Уильям сидел, сгорбившись у стены, его лицо было скрыто капюшоном рясы. Жоссеран измерил расстояние между ними: всего несколько шагов, и все же для него это было такое же великое путешествие, как их одиссея от Акры до Шанду. Но не Бог заставил его подняться на ноги и преклонить колени перед священником. Скорее, он просто устал. Он не мог нести свое бремя ни шагу дальше.

– Уильям, выслушай мою исповедь, – прошептал он и упал на колени.

Уильям вздрогнув, посмотрел на него. Когда он заговорил, его голос был нежным, как у женщины.
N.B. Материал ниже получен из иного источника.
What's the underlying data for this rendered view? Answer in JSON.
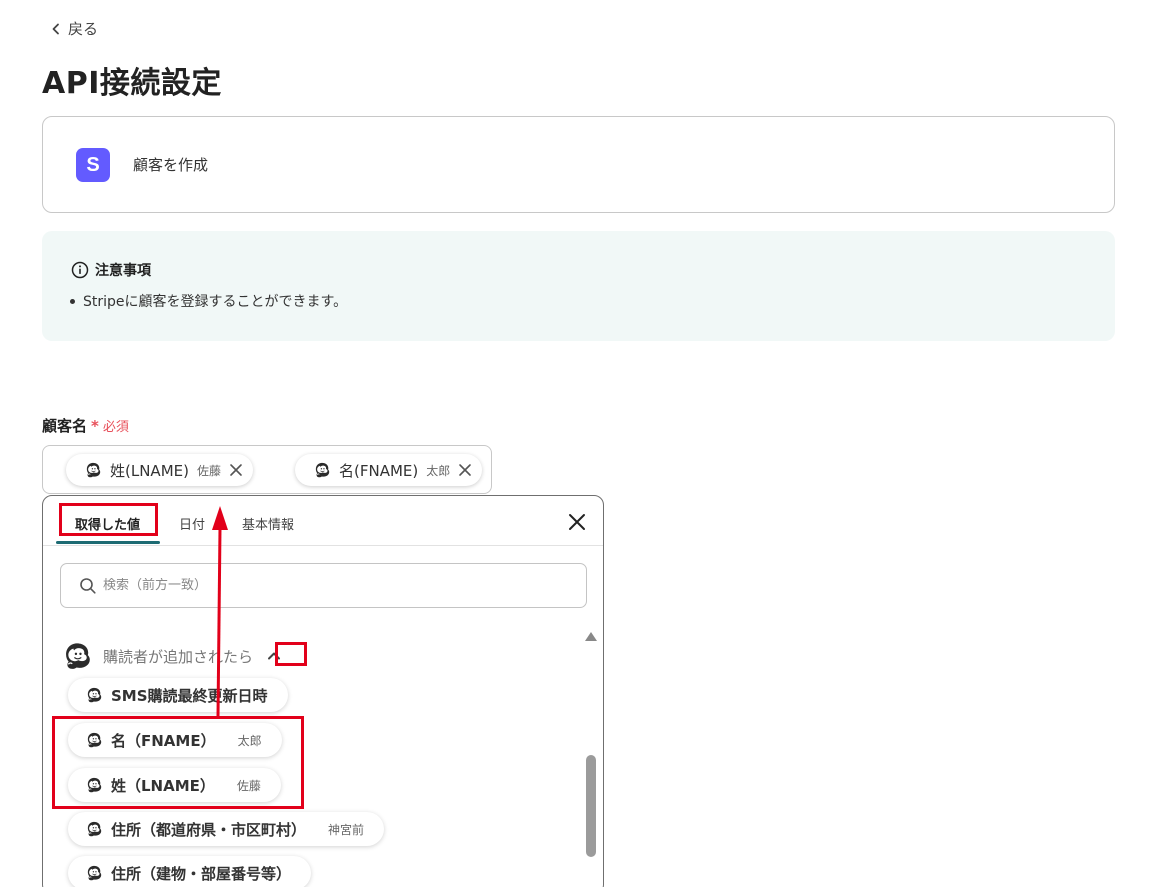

– Я принесу свои облачения с верблюдов, – сказал он и пошел, чтобы собрать атрибуты своего сана и спасти хотя бы одну душу для Бога.

***

CV

– Моя мать умерла, когда мне было девять лет, и мой отец, барон де Монжизор, женился на дочери дворянина из Труа. Ее звали Катрин. Она была намного моложе моего отца и, возможно, всего на пять лет старше меня. У нее были глаза черные, как грех, и когда она смотрела на меня, меня охватывал жар. Я был всего лишь мальчиком, семнадцати лет, и чресла мои были воспалены и горели, как открытая рана.

– Продолжай, – пробормотал Уильям. Он чувствовал, как на них смотрят татары: безумный христианский шаман с пурпурной епитрахилью на шее; гигантский варвар на коленях перед ним.
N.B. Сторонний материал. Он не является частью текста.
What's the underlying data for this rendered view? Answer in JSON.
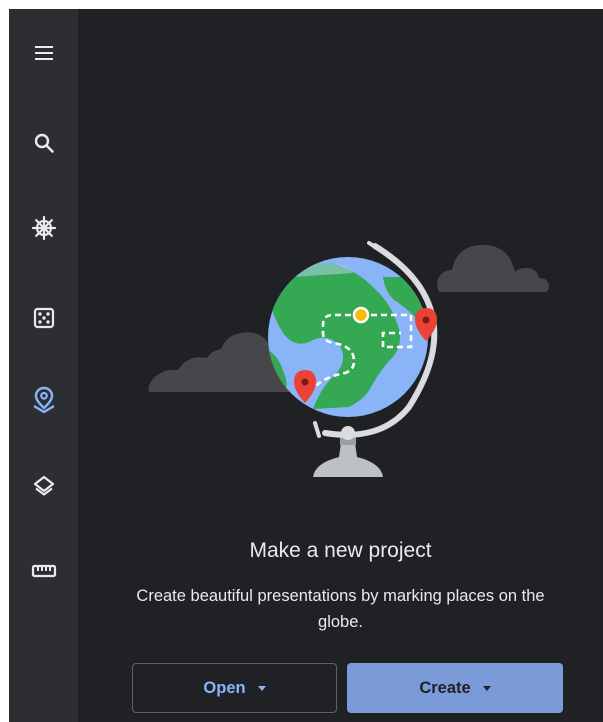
{
  "rail": {
    "items": [
      {
        "icon": "menu-icon"
      },
      {
        "icon": "search-icon"
      },
      {
        "icon": "voyager-icon"
      },
      {
        "icon": "feeling-lucky-icon"
      },
      {
        "icon": "projects-icon",
        "active": true
      },
      {
        "icon": "map-style-icon"
      },
      {
        "icon": "measure-icon"
      }
    ],
    "active_color": "#8ab4f8",
    "icon_color": "#e8eaed"
  },
  "main": {
    "title": "Make a new project",
    "subtitle": "Create beautiful presentations by marking places on the globe.",
    "open_label": "Open",
    "create_label": "Create"
  },
  "colors": {
    "background": "#202124",
    "rail": "#2d2e31",
    "primary": "#8ab4f8",
    "create_button": "#7b9bd8"
  }
}
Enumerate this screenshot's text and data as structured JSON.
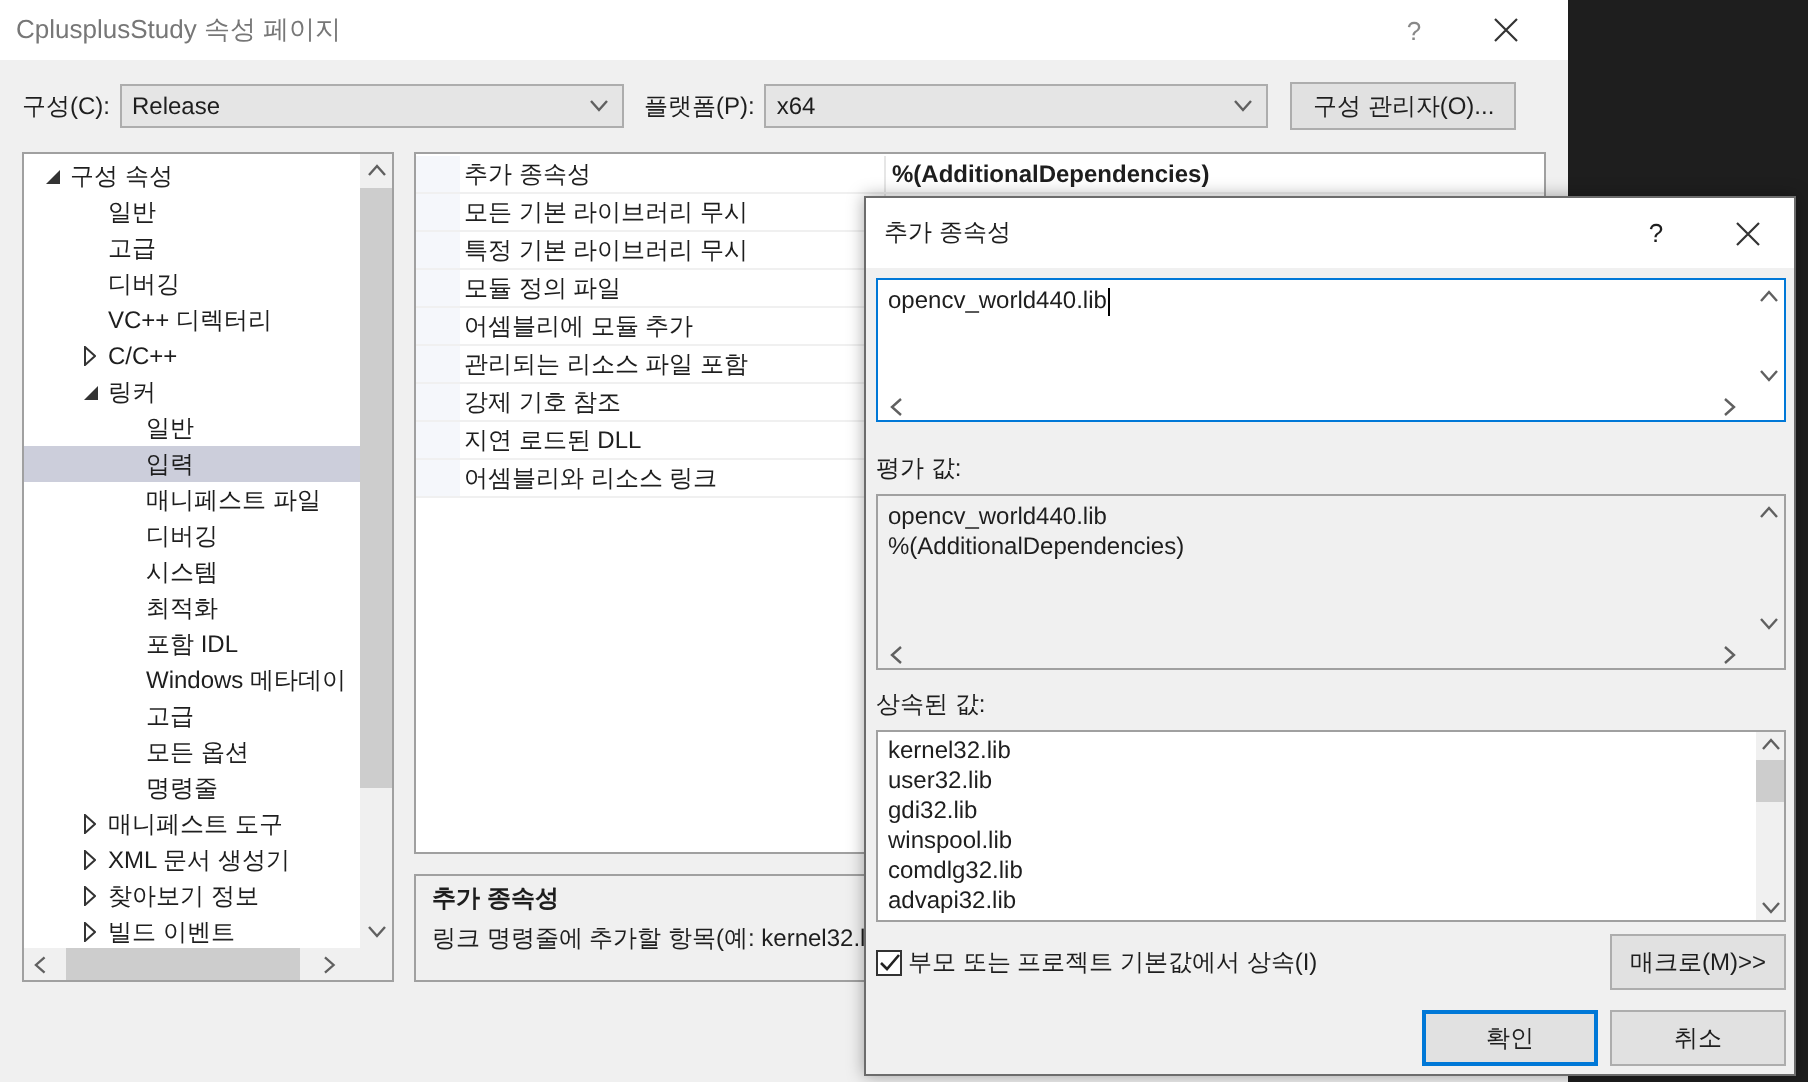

– Я постоянно искал ее взгляда, но она меня игнорировала, оставляя в исступлении отчаяния. Всякий раз, когда она проходила мимо, я ловил ее запах. Я не мог спать по ночам; я просыпался в поту и проливал свое семя в руку всякий раз, когда думал о ней. Я даже молился в часовне, чтобы он умер, чтобы я мог обладать ею. Я был потерян в своем нечестивом поклонении ей.

Он остановился, провел рукой по лицу. Одна лишь мысль о ней снова заставила его вспотеть.

– Мой отец был рыцарем, известным в Бургундии. Каждый день он учил меня владеть мечом и копьем, сражаться верхом на коне. И все время, пока мы упражнялись, я хотел, чтобы он убил меня, так мне было стыдно.

– Однажды я взял ее, когда мы вместе ехали верхом. Все произошло быстро, прежде чем я даже понял, что сделал. Одного этого греха было бы достаточно для моих юных костей. Я утолил свою юношескую похоть, разве этого было мало? Но нет, я жаждал большего.

Он глубоко вздохнул, его голос охрип.

– То, что случилось потом, не было случайностью. Мой отец был в Париже. Я пришел к ней в покои, все время желая, чтобы дверь была заперта, даже надеясь, что она закричит слугам, опозорит меня перед всем домом. Вместо этого она приняла меня в жар своих объятий, и в ту ночь мы стали любовниками.

Он остановился, вспоминая.

– Ты не можешь знать, как больно говорить об этом тому, кто отрекся от женщин. Потому что, видишь ли, все время, пока я любил ее, я и ненавидел ее тоже – за то, что она сделала с моим отцом и во что она превратила меня. Она наставила ему рога, и она заставила меня презирать себя до глубины души.

– Мой отец был вызван ко двору королем вместе с несколькими другими дворянами. Людовик надеялся убедить их присоединиться к нему в святом вооруженном паломничестве в Святую землю. Но мой отец старел, и когда он вернулся от двора, он сказал мне, что просил разрешения не ехать. Но несколько дней спустя, без объяснения причин, он передумал и начал готовиться к крестовому походу. Я могу лишь предположить, что он догадался о том, что произошло в его отсутствие, и это помутило его разум.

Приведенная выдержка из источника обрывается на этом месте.